Frankfurter Rundschau
03. August 2005


Kurze Atempause für die Diplomatie

von Otfried Nassauer

Teheran heizt den Streit über sein Atomprogramm an. Die Europäische Union muss sich beeilen, um ihn noch entschärfen zu können, bevor George W. Bush sich zum Handeln gezwungen sieht.

Fristen, Ultimaten, Drohungen neue Fristen: Beim Streit über das iranische Nuklearprogramm geht es wieder einmal hoch her. Rechtzeitig zum Amtsantritt des neuen, konservativen iranischen Präsidenten am Mittwoch wird mit hohen Einsätzen gepokert: Die EU wird per Ultimatum aus Teheran aufgefordert, ihre neuen Vorschläge für die Atom-Verhandlungen mit Iran bis vorgestern vorzulegen. Diese lehnt das ab und will ihre Ideen erst am Wochenende präsentieren.

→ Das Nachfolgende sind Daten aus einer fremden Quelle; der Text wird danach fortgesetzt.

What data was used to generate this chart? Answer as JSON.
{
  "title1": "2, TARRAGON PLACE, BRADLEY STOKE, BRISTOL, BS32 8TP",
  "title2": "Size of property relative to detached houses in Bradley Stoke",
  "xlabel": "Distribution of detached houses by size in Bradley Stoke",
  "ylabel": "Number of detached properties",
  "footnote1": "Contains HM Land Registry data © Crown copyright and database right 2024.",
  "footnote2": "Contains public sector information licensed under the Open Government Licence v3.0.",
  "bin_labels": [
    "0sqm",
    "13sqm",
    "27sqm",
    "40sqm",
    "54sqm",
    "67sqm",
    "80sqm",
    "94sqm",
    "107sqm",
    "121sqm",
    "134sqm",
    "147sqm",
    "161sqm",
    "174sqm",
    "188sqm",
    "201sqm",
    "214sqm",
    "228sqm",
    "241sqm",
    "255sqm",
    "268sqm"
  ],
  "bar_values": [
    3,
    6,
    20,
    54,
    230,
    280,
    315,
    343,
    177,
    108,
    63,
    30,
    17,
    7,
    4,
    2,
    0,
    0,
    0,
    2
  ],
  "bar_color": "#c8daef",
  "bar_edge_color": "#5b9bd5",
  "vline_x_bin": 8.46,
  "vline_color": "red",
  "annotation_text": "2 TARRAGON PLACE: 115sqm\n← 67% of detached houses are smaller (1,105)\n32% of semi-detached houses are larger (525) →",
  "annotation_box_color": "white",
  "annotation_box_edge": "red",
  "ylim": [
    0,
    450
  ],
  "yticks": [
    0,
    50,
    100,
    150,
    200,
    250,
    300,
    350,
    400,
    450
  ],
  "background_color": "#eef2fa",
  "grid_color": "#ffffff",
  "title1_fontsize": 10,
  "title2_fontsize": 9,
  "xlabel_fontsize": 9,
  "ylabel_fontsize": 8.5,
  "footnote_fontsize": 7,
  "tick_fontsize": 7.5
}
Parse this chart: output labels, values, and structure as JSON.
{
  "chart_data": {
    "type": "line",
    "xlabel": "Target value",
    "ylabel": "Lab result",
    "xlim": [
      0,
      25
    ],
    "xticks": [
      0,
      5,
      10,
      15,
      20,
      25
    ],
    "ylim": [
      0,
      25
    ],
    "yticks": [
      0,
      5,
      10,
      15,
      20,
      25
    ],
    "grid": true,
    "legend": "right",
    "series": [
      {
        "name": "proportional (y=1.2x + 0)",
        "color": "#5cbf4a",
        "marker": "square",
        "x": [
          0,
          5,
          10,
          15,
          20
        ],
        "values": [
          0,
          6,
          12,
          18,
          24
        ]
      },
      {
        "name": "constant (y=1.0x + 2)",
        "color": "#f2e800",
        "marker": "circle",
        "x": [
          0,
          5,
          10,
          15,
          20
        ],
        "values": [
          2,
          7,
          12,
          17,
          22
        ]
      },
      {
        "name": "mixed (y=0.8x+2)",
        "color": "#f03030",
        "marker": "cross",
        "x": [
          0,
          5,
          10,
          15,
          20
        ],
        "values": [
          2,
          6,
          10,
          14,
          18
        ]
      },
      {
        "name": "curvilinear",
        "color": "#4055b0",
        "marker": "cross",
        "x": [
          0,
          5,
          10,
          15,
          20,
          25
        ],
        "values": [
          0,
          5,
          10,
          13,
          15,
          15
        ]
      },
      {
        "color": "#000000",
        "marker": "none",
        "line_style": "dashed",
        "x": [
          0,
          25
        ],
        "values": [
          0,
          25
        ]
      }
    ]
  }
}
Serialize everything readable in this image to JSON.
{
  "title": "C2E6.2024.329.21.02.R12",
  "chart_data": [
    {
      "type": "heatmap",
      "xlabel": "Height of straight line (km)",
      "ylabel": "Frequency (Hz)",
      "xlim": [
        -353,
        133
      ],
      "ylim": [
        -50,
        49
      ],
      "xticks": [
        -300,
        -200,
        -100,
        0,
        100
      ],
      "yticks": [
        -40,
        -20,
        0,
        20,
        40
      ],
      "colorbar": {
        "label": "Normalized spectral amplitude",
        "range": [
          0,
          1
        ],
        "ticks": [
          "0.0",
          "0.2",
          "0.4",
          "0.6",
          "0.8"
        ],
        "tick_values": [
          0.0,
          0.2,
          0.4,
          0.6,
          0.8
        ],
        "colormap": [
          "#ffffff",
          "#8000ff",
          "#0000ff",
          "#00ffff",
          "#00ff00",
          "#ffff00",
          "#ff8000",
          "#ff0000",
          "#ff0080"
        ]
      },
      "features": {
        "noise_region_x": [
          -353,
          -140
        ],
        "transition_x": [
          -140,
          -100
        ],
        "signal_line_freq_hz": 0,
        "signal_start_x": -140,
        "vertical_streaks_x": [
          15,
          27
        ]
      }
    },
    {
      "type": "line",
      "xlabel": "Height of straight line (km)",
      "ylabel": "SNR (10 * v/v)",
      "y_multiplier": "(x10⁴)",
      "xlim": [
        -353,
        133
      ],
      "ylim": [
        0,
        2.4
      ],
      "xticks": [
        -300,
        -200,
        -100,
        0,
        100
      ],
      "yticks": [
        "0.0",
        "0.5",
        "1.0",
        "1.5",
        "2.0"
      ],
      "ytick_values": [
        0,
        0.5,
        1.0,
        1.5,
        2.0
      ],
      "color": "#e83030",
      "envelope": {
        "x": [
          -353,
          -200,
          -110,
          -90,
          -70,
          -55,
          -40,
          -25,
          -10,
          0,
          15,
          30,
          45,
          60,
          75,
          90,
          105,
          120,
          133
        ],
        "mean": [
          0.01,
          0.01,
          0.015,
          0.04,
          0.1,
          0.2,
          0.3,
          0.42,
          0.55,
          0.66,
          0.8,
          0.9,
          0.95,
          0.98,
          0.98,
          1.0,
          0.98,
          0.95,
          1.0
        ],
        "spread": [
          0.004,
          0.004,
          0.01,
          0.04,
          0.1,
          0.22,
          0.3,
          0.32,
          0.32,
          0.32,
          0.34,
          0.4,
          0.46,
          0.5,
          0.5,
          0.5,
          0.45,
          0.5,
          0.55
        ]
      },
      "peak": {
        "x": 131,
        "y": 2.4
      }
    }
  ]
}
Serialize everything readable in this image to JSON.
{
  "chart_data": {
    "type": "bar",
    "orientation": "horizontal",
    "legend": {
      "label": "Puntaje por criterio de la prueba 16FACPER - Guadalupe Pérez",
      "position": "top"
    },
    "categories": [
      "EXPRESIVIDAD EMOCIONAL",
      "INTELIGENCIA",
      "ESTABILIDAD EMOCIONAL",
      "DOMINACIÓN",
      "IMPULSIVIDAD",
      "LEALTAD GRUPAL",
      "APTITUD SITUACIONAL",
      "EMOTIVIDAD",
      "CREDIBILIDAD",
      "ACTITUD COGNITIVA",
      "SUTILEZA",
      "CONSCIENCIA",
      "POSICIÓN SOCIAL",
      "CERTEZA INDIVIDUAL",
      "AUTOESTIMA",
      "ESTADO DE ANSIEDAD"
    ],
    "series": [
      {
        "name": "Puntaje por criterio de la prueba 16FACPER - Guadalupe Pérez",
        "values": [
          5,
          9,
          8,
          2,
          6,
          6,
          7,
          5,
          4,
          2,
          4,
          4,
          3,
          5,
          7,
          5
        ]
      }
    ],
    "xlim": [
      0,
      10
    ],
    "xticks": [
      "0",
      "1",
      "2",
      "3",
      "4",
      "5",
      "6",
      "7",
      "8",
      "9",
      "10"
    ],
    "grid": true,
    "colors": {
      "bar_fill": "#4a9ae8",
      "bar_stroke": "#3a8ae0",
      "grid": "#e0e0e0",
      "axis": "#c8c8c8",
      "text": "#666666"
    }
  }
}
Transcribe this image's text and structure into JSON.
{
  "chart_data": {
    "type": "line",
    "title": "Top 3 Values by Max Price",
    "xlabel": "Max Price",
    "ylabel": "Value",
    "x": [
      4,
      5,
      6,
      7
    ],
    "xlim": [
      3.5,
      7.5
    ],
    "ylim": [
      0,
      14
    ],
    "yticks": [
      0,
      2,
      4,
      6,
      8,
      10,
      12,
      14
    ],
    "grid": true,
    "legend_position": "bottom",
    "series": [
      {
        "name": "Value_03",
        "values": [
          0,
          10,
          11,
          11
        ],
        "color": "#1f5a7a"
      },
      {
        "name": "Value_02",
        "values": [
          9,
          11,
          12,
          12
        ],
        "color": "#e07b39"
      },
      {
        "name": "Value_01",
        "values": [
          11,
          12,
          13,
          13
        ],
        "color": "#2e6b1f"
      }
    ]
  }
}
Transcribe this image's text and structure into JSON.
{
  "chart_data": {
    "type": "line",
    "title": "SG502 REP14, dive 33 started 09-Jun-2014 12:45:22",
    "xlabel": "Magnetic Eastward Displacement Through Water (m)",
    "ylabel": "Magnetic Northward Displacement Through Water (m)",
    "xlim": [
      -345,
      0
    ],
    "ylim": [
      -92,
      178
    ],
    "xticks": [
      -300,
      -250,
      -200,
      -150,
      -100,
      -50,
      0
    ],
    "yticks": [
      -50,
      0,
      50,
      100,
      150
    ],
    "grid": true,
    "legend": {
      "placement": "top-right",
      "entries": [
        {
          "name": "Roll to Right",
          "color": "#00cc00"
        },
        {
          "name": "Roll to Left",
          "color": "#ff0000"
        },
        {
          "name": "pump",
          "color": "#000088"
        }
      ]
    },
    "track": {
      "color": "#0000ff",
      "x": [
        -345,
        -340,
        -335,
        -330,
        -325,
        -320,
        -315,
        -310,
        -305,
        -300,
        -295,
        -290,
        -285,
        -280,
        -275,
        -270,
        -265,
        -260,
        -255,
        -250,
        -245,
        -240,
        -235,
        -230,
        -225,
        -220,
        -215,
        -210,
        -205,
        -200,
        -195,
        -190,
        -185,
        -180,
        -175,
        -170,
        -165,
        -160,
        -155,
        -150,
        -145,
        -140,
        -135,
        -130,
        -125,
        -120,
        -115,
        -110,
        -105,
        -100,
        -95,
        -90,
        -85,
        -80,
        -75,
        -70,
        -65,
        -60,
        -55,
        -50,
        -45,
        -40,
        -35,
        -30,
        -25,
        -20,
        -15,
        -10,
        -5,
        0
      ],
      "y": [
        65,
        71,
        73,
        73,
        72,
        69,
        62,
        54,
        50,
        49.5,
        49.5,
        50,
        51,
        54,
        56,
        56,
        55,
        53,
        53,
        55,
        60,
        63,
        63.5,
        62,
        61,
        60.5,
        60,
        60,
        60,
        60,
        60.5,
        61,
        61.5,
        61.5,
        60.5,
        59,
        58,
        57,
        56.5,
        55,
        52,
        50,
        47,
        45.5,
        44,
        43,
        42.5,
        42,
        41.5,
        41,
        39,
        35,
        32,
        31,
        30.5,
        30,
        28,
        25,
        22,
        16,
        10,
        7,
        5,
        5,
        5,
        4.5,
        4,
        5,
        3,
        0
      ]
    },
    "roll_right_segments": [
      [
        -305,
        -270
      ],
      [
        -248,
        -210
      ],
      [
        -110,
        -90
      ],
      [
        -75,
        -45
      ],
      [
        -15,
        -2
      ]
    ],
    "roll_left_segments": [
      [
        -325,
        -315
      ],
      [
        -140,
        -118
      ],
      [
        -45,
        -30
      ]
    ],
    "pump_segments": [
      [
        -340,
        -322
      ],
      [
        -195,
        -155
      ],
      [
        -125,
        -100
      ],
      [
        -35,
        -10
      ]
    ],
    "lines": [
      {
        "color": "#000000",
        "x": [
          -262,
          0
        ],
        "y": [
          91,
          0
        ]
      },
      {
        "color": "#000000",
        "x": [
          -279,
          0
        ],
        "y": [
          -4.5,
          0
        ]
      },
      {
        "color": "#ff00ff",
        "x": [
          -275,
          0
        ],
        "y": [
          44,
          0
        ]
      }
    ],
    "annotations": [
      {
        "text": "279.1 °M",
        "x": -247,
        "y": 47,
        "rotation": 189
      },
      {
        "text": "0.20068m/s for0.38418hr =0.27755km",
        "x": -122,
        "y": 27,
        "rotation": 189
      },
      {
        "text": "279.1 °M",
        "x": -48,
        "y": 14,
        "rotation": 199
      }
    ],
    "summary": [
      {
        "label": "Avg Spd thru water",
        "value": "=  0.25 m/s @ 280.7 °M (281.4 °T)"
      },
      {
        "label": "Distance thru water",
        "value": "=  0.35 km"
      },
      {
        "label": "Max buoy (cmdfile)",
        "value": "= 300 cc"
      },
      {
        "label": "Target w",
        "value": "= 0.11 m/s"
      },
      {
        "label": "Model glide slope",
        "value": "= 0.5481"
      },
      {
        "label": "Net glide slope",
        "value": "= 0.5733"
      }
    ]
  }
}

Iran dagegen droht, die von der Internationalen Atomenergiebehörde (IAEO) versiegelte Atomanlage in Isfahan, in der Uran in Uranhexafluorid, ein Vorprodukt für die Urananreicherung, umgewandelt wird, sofort wieder in Betrieb zu nehmen.

Stehen die Bemühungen, das iranische Atomprogramm auf dem Verhandlungsweg zu beenden, kurz vor dem Aus? Oder will der neue iranische Präsident sich durch Härte Respekt verschaffen? Manches spricht für die zweite Interpretation. Denn zeitgleich mit seinen Drohungen äußerte Iran die Hoffnung, der europäische Verhandlungsvorschlag werde den aus iranischer Sicht zentralen Vorschlag einer Sicherheitsgarantie für Teheran enthalten. Unter größtem Zeitdruck aber - und das weiß auch Teheran - kann ein solcher Vorschlag seitens der EU kaum seriös vorbereitet werden. Eine Garantie, dass Iran im Gegenzug zu einem Verzicht auf atomare Aktivitäten militärisch nicht angegriffen wird, ist aus Teheraner Sicht nur glaubwürdig, wenn sie von den USA und Israel mitgetragen wird. Um dies zu erreichen, brauchen die EU-Unterhändler Zeit.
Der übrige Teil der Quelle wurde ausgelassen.